The motion passed.   


VI.              Remarks for the Good of the General Faculty


A  Senator asked about the status of the Principal Investigators policy.  When will it be

submitted to the Faculty Senate for approval?  The Chair responded that this is an example of a

policy that was pieced together from existing policies, and as such there was no policy

committee and no formal faculty representation.  The draft policy had been sent to several

Senators and other faculty for opinions and responses during the Winter Break.  These had been

sent back to Barry Stevens (Director, Policy Development, Provost's Office) and Roger Stough

(Vice President for Research and Economic Development) who then incorporated them into a

revised policy.  The revised policy is now being reviewed by Deans and Directors.  This policy,

and all others that materially affect faculty interests, should be formally approved by the Faculty



A Senator expressed concern about the need for posting emergency procedures in each classroom. Emergency procedures are posted widely in Innovation Hall, but not in the Robinson classrooms. Is there a faculty committee which addresses this important issue?


Chair Suzanne Slayden noted that the State of Virginia now has a new requirement that all state agencies must conduct unannounced fire drills.  Should they be scheduled between classes; laboratory classes would be disrupted, creating potentially dangerous situations.  Please contact Larry Czarda, VP for Facilities, with your suggestions. 


Professor Stanley Zoltek, Chair of the Writing Across the Curriculum Committee, expressed concern about the impact upon writing-intensive classes, should class sizes grow too big. 


A general discussion took place about network problems yesterday and today.  There was a lack of coordination and communication – perhaps text and phone message alerts could be sent in situations in which the email system is not working.  Some faculty were not ready to teach classes because they lacked on-line access.  Sharon Pitt, Executive Director of DOIT, will discuss these issues with Joy Hughes (Vice President and Chief Information Officer, ITU) and Walt Sevon (Executive Director, Technology Systems Division).  The Technology Policy Committee will also address these concerns. 


A range of problems with the bookstore were reported.  These concerns will be relayed to Larry Czarda.  The Provost will ask for a report/updates on the situation. 

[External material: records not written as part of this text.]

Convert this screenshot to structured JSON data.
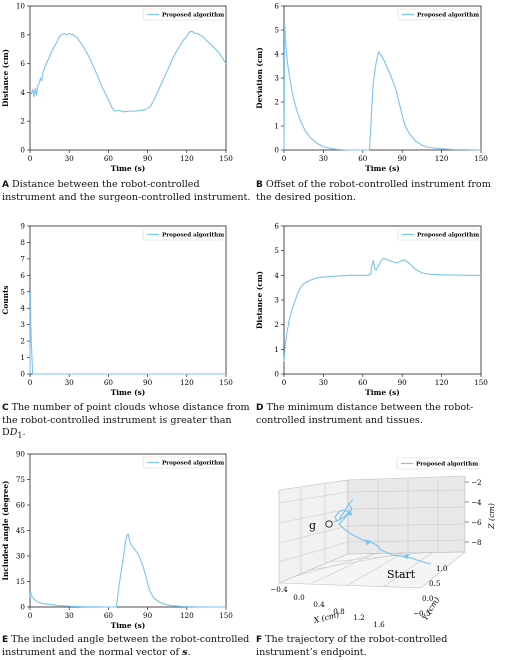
{
  "chart_data": [
    {
      "id": "A",
      "type": "line",
      "caption_letter": "A",
      "caption": "Distance between the robot-controlled instrument and the surgeon-controlled instrument.",
      "xlabel": "Time (s)",
      "ylabel": "Distance (cm)",
      "xlim": [
        0,
        150
      ],
      "ylim": [
        0,
        10
      ],
      "xticks": [
        0,
        30,
        60,
        90,
        120,
        150
      ],
      "yticks": [
        0,
        2,
        4,
        6,
        8,
        10
      ],
      "grid": false,
      "legend": "top-right",
      "color": "#7cc3ee",
      "series": [
        {
          "name": "Proposed algorithm",
          "x": [
            0,
            1,
            2,
            3,
            4,
            5,
            6,
            7,
            8,
            9,
            10,
            12,
            14,
            16,
            18,
            20,
            22,
            24,
            26,
            28,
            30,
            33,
            36,
            40,
            45,
            50,
            55,
            60,
            63,
            65,
            68,
            72,
            76,
            80,
            84,
            88,
            92,
            95,
            100,
            105,
            110,
            115,
            118,
            120,
            122,
            124,
            126,
            128,
            130,
            132,
            135,
            140,
            145,
            150
          ],
          "y": [
            4.1,
            3.9,
            4.2,
            3.7,
            4.3,
            3.8,
            4.5,
            4.6,
            5.0,
            4.8,
            5.4,
            5.9,
            6.3,
            6.7,
            7.1,
            7.4,
            7.8,
            8.0,
            8.1,
            8.0,
            8.1,
            8.0,
            7.8,
            7.3,
            6.5,
            5.5,
            4.4,
            3.5,
            2.9,
            2.7,
            2.75,
            2.65,
            2.7,
            2.7,
            2.75,
            2.8,
            3.0,
            3.5,
            4.5,
            5.5,
            6.5,
            7.3,
            7.7,
            7.9,
            8.2,
            8.25,
            8.1,
            8.1,
            8.0,
            7.9,
            7.6,
            7.2,
            6.7,
            6.0
          ]
        }
      ]
    },
    {
      "id": "B",
      "type": "line",
      "caption_letter": "B",
      "caption": "Offset of the robot-controlled instrument from the desired position.",
      "xlabel": "Time (s)",
      "ylabel": "Deviation (cm)",
      "xlim": [
        0,
        150
      ],
      "ylim": [
        0,
        6
      ],
      "xticks": [
        0,
        30,
        60,
        90,
        120,
        150
      ],
      "yticks": [
        0,
        1,
        2,
        3,
        4,
        5,
        6
      ],
      "grid": false,
      "legend": "top-right",
      "color": "#7cc3ee",
      "series": [
        {
          "name": "Proposed algorithm",
          "x": [
            0,
            0.5,
            1,
            2,
            3,
            5,
            7,
            10,
            13,
            16,
            20,
            25,
            30,
            35,
            40,
            45,
            50,
            55,
            60,
            63,
            65,
            66,
            67,
            68,
            70,
            72,
            74,
            76,
            78,
            80,
            82,
            85,
            88,
            90,
            92,
            95,
            100,
            105,
            110,
            120,
            130,
            140,
            150
          ],
          "y": [
            0,
            5.2,
            4.6,
            4.0,
            3.5,
            2.8,
            2.2,
            1.6,
            1.15,
            0.82,
            0.52,
            0.28,
            0.14,
            0.07,
            0.03,
            0.01,
            0.0,
            0.0,
            0.0,
            0.0,
            0.0,
            0.8,
            1.9,
            2.8,
            3.6,
            4.1,
            3.95,
            3.75,
            3.5,
            3.25,
            3.0,
            2.55,
            1.9,
            1.45,
            1.05,
            0.72,
            0.38,
            0.2,
            0.11,
            0.05,
            0.02,
            0.01,
            0.0
          ]
        }
      ]
    },
    {
      "id": "C",
      "type": "line",
      "caption_letter": "C",
      "caption": "The number of point clouds whose distance from the robot-controlled instrument is greater than D",
      "caption_sub": "1",
      "caption_end": ".",
      "xlabel": "Time (s)",
      "ylabel": "Counts",
      "xlim": [
        0,
        150
      ],
      "ylim": [
        0,
        9
      ],
      "xticks": [
        0,
        30,
        60,
        90,
        120,
        150
      ],
      "yticks": [
        0,
        1,
        2,
        3,
        4,
        5,
        6,
        7,
        8,
        9
      ],
      "grid": false,
      "legend": "top-right",
      "color": "#7cc3ee",
      "series": [
        {
          "name": "Proposed algorithm",
          "x": [
            0,
            0.3,
            0.6,
            1,
            1.5,
            2,
            3,
            150
          ],
          "y": [
            0,
            5,
            3,
            2,
            1,
            0,
            0,
            0
          ]
        }
      ]
    },
    {
      "id": "D",
      "type": "line",
      "caption_letter": "D",
      "caption": "The minimum distance between the robot-controlled instrument and tissues.",
      "xlabel": "Time (s)",
      "ylabel": "Distance (cm)",
      "xlim": [
        0,
        150
      ],
      "ylim": [
        0,
        6
      ],
      "xticks": [
        0,
        30,
        60,
        90,
        120,
        150
      ],
      "yticks": [
        0,
        1,
        2,
        3,
        4,
        5,
        6
      ],
      "grid": false,
      "legend": "top-right",
      "color": "#7cc3ee",
      "series": [
        {
          "name": "Proposed algorithm",
          "x": [
            0,
            1,
            2,
            4,
            6,
            8,
            10,
            12,
            14,
            16,
            20,
            25,
            30,
            40,
            50,
            60,
            64,
            66,
            67,
            68,
            69,
            70,
            72,
            74,
            76,
            78,
            80,
            83,
            86,
            88,
            90,
            92,
            95,
            100,
            105,
            110,
            120,
            130,
            140,
            150
          ],
          "y": [
            0.5,
            1.2,
            1.6,
            2.2,
            2.6,
            2.9,
            3.2,
            3.45,
            3.6,
            3.7,
            3.8,
            3.9,
            3.93,
            3.97,
            4.0,
            4.0,
            4.0,
            4.05,
            4.4,
            4.6,
            4.3,
            4.2,
            4.4,
            4.6,
            4.7,
            4.65,
            4.6,
            4.55,
            4.5,
            4.55,
            4.6,
            4.62,
            4.5,
            4.25,
            4.1,
            4.05,
            4.02,
            4.01,
            4.0,
            4.0
          ]
        }
      ]
    },
    {
      "id": "E",
      "type": "line",
      "caption_letter": "E",
      "caption": "The included angle between the robot-controlled instrument and the normal vector of ",
      "caption_emph": "s",
      "caption_end": ".",
      "xlabel": "Time (s)",
      "ylabel": "Included angle (degree)",
      "xlim": [
        0,
        150
      ],
      "ylim": [
        0,
        90
      ],
      "xticks": [
        0,
        30,
        60,
        90,
        120,
        150
      ],
      "yticks": [
        0,
        15,
        30,
        45,
        60,
        75,
        90
      ],
      "grid": false,
      "legend": "top-right",
      "color": "#7cc3ee",
      "series": [
        {
          "name": "Proposed algorithm",
          "x": [
            0,
            0.5,
            1,
            2,
            4,
            6,
            8,
            10,
            15,
            20,
            30,
            40,
            50,
            60,
            64,
            66,
            67,
            68,
            70,
            72,
            73,
            74,
            75,
            76,
            77,
            78,
            80,
            82,
            84,
            86,
            88,
            90,
            92,
            95,
            100,
            105,
            110,
            120,
            130,
            140,
            150
          ],
          "y": [
            6,
            9,
            7,
            5.5,
            4,
            3,
            2.5,
            2,
            1.5,
            1,
            0.5,
            0.2,
            0.1,
            0,
            0,
            0,
            5,
            12,
            22,
            32,
            38,
            42,
            43,
            40,
            37,
            36,
            34,
            32,
            29,
            25,
            20,
            14,
            9,
            5,
            2.5,
            1.2,
            0.6,
            0.2,
            0.05,
            0,
            0
          ]
        }
      ]
    },
    {
      "id": "F",
      "type": "line3d",
      "caption_letter": "F",
      "caption": "The trajectory of the robot-controlled instrument’s endpoint.",
      "xlabel": "X (cm)",
      "ylabel": "Y (cm)",
      "zlabel": "Z (cm)",
      "xticks": [
        "−0.4",
        "0.0",
        "0.4",
        "0.8",
        "1.2",
        "1.6"
      ],
      "yticks": [
        "1.0",
        "0.5",
        "0.0",
        "−0.5"
      ],
      "zticks": [
        "−2",
        "−4",
        "−6",
        "−8"
      ],
      "grid": true,
      "legend": "top-right",
      "color": "#7cc3ee",
      "series": [
        {
          "name": "Proposed algorithm"
        }
      ],
      "annotations": [
        {
          "text": "g"
        },
        {
          "text": "Start"
        }
      ]
    }
  ]
}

After some discussion, a motion was made to send a special email to all faculty and students regarding President Merten's deferred compensation and lack of response to the Faculty Senate's motion regarding Shared Sacrifice (November 19, 2008).   Discussion points included the need to communicate results of Senate actions in a more timely manner than by the publication of the Faculty Senate Minutes.  Arguments against the motion noted that the Mason Gazette regularly publishes articles about Faculty Senate meetings the day following the meeting.  Nor was it clear what constituted such urgency/importance; and who would decide this.  Nor can the Senate distribute emails to all students; but only to the student government.  The motion failed for lack of a majority vote.


A Senator reported on a recent letter to AAUP (membership) from the National Secretary.  The letter points to the growing gap between presidential pay and faculty salaries. Faculty salaries are not the reason for increases in tuition because they are not keeping up with the rate of inflation.  There are important differences between the (US) House and Senate stimulus bills; the House version has more support for education.  Faculty are encouraged to contact their congressional representatives.  The Chair of the Senate declined to send an email about this to all faculty using our Senate list because the issue is not specific Faculty Senate business. This is in keeping with the policy previously approved by the Executive Committee. 


VII.  Adjournment:  The meeting was adjourned at 4:15 p.m.